The U.S. Department of Energy's Energy Information Agency (EIA) has reversed its initial assessment of California's Monterey Shale in the San Joaquin and Los Angeles Basins. Originally, in July 2011, the EIA estimated technically recoverable resources from the Monterey/Santos Formation at 15.4 billion barrels (Bbbl)—-more than twice the Eagle Ford and Bakken Shales combined. On May 22, 2014, however, the agency lowered its assessment by 96% to only 600 MMbbl of estimated technically recoverable resources.

Expectations are that operators will shy away from the Monterey as a potential tight oil resource in the aftermath of the EIA’s full version of the assessment, published in June. Prior to the EIA’s press release concerning the new assessment, Hart Energy Research & Consulting had examined more than 145 wells drilled in the Monterey Formation and come up with type curves much lower than the EIA’s original estimate of 550 MMbbl.

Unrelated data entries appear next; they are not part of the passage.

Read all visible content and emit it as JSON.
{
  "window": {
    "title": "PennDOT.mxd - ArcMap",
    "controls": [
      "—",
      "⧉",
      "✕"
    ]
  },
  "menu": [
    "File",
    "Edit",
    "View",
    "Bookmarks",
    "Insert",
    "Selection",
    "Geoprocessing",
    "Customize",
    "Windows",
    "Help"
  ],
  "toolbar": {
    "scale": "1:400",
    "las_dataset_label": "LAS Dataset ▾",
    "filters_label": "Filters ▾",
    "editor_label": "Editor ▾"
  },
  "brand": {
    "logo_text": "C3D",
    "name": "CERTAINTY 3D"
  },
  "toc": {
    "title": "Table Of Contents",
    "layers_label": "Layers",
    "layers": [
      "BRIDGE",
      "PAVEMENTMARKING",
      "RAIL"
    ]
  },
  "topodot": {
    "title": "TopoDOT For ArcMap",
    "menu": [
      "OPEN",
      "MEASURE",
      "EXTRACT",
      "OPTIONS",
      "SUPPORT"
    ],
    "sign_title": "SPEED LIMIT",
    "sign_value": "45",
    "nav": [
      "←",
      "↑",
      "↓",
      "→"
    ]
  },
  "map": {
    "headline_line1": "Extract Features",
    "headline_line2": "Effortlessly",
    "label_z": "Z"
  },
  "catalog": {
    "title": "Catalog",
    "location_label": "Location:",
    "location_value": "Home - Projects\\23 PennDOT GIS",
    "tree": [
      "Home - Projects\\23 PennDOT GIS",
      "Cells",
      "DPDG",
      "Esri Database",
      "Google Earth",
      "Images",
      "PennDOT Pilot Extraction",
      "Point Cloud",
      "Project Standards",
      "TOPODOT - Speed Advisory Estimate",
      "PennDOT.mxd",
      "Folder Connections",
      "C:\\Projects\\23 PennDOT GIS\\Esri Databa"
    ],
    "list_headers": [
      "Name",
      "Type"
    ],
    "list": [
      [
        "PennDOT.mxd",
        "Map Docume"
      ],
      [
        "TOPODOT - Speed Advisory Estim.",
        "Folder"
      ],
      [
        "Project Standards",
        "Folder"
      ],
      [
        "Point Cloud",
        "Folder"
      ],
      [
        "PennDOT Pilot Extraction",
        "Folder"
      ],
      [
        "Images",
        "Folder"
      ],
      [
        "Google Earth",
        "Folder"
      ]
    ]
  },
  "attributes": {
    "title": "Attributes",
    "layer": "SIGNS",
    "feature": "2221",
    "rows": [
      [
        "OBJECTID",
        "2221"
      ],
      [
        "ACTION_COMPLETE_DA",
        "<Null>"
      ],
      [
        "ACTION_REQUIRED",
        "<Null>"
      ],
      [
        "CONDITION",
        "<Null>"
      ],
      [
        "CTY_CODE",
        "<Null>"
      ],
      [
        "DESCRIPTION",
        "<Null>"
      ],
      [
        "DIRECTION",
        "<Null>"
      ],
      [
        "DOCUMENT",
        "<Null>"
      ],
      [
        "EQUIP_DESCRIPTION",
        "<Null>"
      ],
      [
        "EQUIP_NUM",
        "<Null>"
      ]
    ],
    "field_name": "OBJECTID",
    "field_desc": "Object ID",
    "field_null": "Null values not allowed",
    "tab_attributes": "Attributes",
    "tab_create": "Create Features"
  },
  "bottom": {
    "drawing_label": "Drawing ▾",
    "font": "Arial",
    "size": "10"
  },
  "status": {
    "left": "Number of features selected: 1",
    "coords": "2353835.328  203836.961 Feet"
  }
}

The Miocene shales of the Monterey Formation are the primary source rock in California and are found in multiple basins throughout the state. The source rocks include the Lower Monterey and the Santos Shale formations, which are often referred to as the Monterey/Santos Formation. The formations are thick, with multiple heterogeneous, biogenic-rich (siliceous, calcareous and carbonaceous) deposits, and only a minor fraction of the volume would be considered true shale.

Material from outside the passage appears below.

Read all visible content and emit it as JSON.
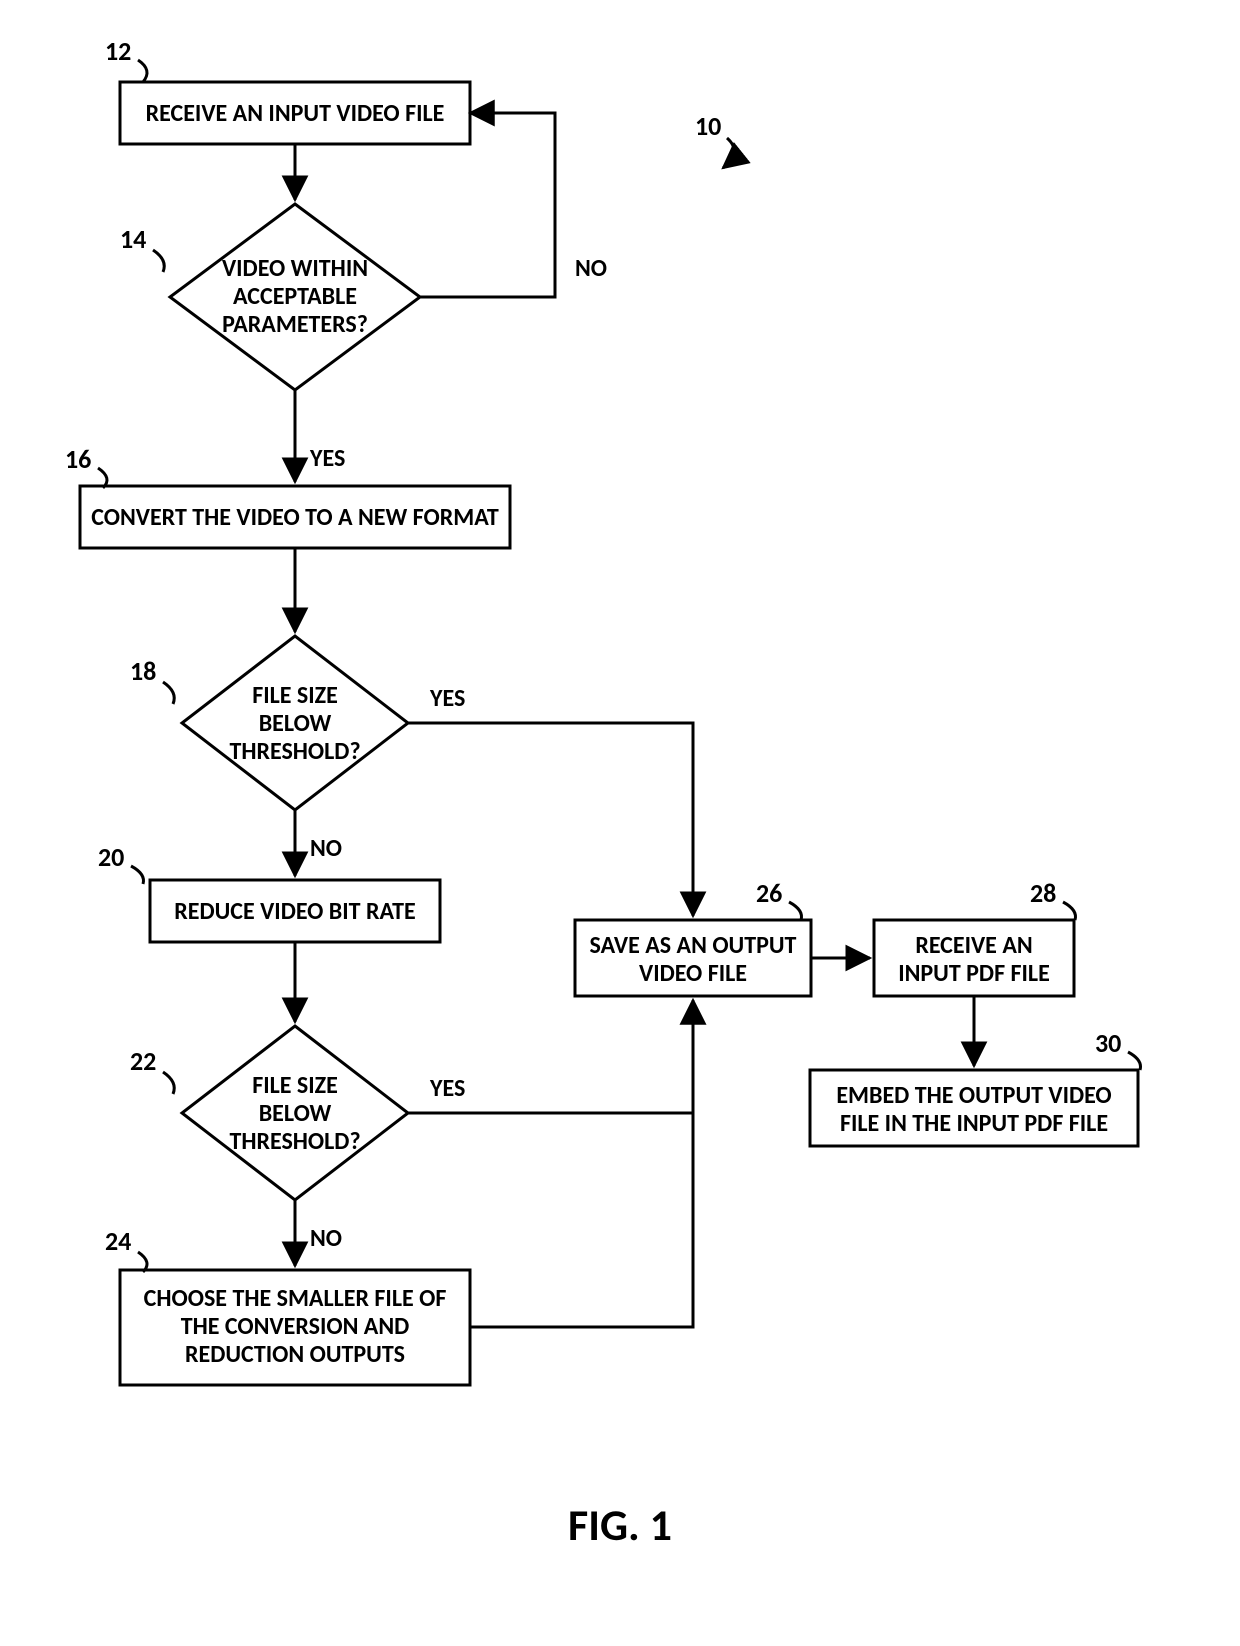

The naturally fractured Antelope Shale zone of the Monterey Formation in Buena Vista Hills Field has been producing for more than 50 years. It has an oil gravity ranging from 25 to 40 degrees API. Although several companies have completed wells in the Antelope Shale, only Occidental Petroleum Corp. (NYSE: OXY) has reported plans for ongoing drilling in the Monterey.

Hart Energy selected and analyzed wells with first production starting in 2000 that were completed in the Antelope member of the Monterey. Our WorkbenchTM database indicates there are 145 of these wells in Kern County in the San Joaquin Basin. We categorized the wells into three groups based on their first three months' average production rate. Three decline type curves were used to match production history of these wells.

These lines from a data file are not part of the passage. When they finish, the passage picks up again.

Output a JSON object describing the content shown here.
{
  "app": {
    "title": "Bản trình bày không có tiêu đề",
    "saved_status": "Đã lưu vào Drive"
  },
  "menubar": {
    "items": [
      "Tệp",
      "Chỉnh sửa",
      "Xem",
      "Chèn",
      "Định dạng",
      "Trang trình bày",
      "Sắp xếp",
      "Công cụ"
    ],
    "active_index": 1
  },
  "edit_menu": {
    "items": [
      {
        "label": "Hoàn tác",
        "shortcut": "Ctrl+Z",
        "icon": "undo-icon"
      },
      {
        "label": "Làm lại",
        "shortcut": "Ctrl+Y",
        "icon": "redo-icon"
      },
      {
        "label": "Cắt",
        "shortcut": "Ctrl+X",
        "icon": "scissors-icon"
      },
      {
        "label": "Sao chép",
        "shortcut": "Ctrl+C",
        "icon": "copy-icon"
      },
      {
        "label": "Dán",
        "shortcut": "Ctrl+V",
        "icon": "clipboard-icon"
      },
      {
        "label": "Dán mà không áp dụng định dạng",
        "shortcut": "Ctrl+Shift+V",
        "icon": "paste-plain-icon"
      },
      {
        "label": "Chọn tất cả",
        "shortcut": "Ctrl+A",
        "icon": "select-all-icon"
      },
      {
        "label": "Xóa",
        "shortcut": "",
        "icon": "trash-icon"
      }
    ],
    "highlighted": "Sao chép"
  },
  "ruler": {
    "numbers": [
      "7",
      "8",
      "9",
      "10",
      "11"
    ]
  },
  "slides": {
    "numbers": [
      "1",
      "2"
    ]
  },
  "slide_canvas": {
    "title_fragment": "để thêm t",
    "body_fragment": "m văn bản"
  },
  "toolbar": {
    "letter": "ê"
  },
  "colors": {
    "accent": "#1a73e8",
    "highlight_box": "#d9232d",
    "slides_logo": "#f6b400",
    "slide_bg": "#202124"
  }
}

About 81% of the wells analyzed fall under the low type curve and only 8% fall under the high type curve.

Lower rate wells have a slower decline rate exhibiting a harmonic decline pattern, while the higher rate wells follow the power law decline curve. The type curve EURs derived for high, medium and low IP rate well groupings were 243 Mboe, 135 Mboe and 118 Mboe, respectively. These EURs are quite low compared to the average wells in oil plays such as the Bakken and Permian and are considerably lower than the EUR assumed in the EIA’s July 2011 report. What is not clear at this time is how many, if any, of these wells were drilled as horizontals with multiple-stage hydraulic fractures.

Although the Monterey Shale has vast available resources yet to be explored, the well results we derived and the limited available public operator disclosures raise questions about the play’s viability. Unless operators can successfully drill horizontal wells with multiple-stage hydraulic fractures to improve well performance, we don’t see this play as being developed on a large scale in the near term.

Moreover, stringent regulations for hydraulic fracturing in California could further slow play development. According to a February 2014 Ceres study on hydraulic fracturing and water stress, the Monterey play is in areas with high water stress. At this time, acidizing is generally used to stimulate wells rather than hydraulic fracturing. The increasing frequency and severity of droughts in California could make it difficult to apply hydraulic fracturing on a large scale. Also, more injection and disposal well construction could raise concerns among the public that hydraulic fracturing could increase the risk of earthquakes, significantly limiting the play’s potential.